The actual X-Men: Schism tie-ins round out the last two issues of the volume. They focus on youngest team member Idie and her murderous revenge on the attacking terrorist group at the museum.

It does a great job further delving into her character and the situations surrounding Schism. Idie is very much that young teen on a knife edge of morality, and becomes the linchpin for Wolverine’s ultimate defection of Utopia.

The final Volume, “The End of a Generation” gives us two final stories. The first one brings back Sebastian Shaw, who was mentally lobotomized by Emma Frost in Uncanny X-Men. He shows up as a new mutant by Cerebra, so our team goes to retrieve him – not knowing who he is.

Turns out Shaw’s amnesia is being taken advantage of by what I can only tell is a JRPG teenage villain group. Our heroes, with the new addition of Pixie, save Shaw and defeat the villains.
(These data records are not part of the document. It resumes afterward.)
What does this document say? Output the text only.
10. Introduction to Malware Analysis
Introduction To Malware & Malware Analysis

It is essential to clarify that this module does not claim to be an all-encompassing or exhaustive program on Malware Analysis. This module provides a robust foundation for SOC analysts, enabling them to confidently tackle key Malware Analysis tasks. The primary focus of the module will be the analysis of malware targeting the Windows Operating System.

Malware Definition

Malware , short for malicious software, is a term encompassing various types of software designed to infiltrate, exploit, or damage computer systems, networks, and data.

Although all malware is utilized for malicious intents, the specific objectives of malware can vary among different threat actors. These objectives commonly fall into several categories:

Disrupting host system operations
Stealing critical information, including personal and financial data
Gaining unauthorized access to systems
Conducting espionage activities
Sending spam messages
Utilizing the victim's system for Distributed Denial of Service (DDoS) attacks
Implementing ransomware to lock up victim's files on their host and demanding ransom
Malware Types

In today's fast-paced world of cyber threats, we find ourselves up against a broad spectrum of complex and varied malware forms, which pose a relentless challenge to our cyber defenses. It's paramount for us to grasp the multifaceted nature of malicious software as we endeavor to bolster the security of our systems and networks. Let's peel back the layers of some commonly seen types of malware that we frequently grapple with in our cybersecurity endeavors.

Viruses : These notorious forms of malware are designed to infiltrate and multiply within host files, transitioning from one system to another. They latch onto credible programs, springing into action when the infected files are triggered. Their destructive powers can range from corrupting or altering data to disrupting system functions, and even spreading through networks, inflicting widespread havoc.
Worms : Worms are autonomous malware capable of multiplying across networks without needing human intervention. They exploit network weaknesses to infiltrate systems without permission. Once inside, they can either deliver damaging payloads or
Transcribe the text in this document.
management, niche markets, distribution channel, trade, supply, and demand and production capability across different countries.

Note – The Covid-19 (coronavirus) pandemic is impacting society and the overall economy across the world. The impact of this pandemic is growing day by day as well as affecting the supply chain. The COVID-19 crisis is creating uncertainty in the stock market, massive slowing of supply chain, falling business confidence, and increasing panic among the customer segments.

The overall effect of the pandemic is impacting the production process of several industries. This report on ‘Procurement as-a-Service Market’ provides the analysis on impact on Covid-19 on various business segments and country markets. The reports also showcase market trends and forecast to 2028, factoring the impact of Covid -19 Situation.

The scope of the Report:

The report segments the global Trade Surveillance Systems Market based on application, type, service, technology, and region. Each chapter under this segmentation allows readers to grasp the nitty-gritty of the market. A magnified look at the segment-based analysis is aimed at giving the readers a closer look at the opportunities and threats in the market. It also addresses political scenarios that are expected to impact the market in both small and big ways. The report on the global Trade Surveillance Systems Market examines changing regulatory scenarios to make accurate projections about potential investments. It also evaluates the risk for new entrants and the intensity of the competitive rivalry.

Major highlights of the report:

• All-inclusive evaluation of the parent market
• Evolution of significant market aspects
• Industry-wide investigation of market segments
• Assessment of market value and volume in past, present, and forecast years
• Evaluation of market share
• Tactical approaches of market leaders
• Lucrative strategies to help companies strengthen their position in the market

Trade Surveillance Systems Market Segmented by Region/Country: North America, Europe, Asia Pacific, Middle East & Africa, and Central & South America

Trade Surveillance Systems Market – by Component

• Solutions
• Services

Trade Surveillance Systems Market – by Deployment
Bringing Shaw back to Utopia of course causes Cyclops to flip the fuck out, and creates a big division between he and Hope.

marvel
Generation Hope #14

Hope is written as both a hard-headed leader and a petulant teenager. It’s a difficult task to make such a character likable, and I’d say she comes off pretty borderline. She does break down at times, and she’s also well-aware of her responsibilities. Overall I enjoyed her characterization, including the high-road way she handled ex-flame Gabriel cheating on her with Pixie. Oh, those horny teens.

The art goes through a dramatic change in the final volume. Up until then Salvador Epsin provided a very cartoony, youthful style that I didn’t really care for, but which did kind of fit the theme. Ibraim Roberson took over (as did a writer change with James Asmus, as Gillen went to Uncanny) and created a more painted, mature look that I enjoyed a hell of a lot more, aside from the very washed out colors.

The series ends with Kenji finally revealing his grand plan – subtly implanting parts of himself in the mutants on Utopia. He essentially brainwashes everyone into hating Hope. Her only defense are the rest of the Lights – they have a special connection to her and race to her side.

Ultimately Kenji is defeated by No-Girl, a telepathic floating brain that I’d honestly never heard of before this comic. Kenji sort-of falls in love with her, and that proves his undoing once she discovers his betrayal. It wasn’t the best overarching story but it was nice that series did have one, and that it was resolved in a way that both brought the team together, and tore them apart.

So far being the mutant messiah means leading a young group of X-Men and trying to help other mutants. It’s a story we’ve had countless times before. I enjoyed the characters and plot flow, even when nothing of substance really happens outside of Idie and Schism (and half of that is told in X-Men: Schism). Generation Hope is a decent read but also easily skippable if you’ve had enough of super-powered teens.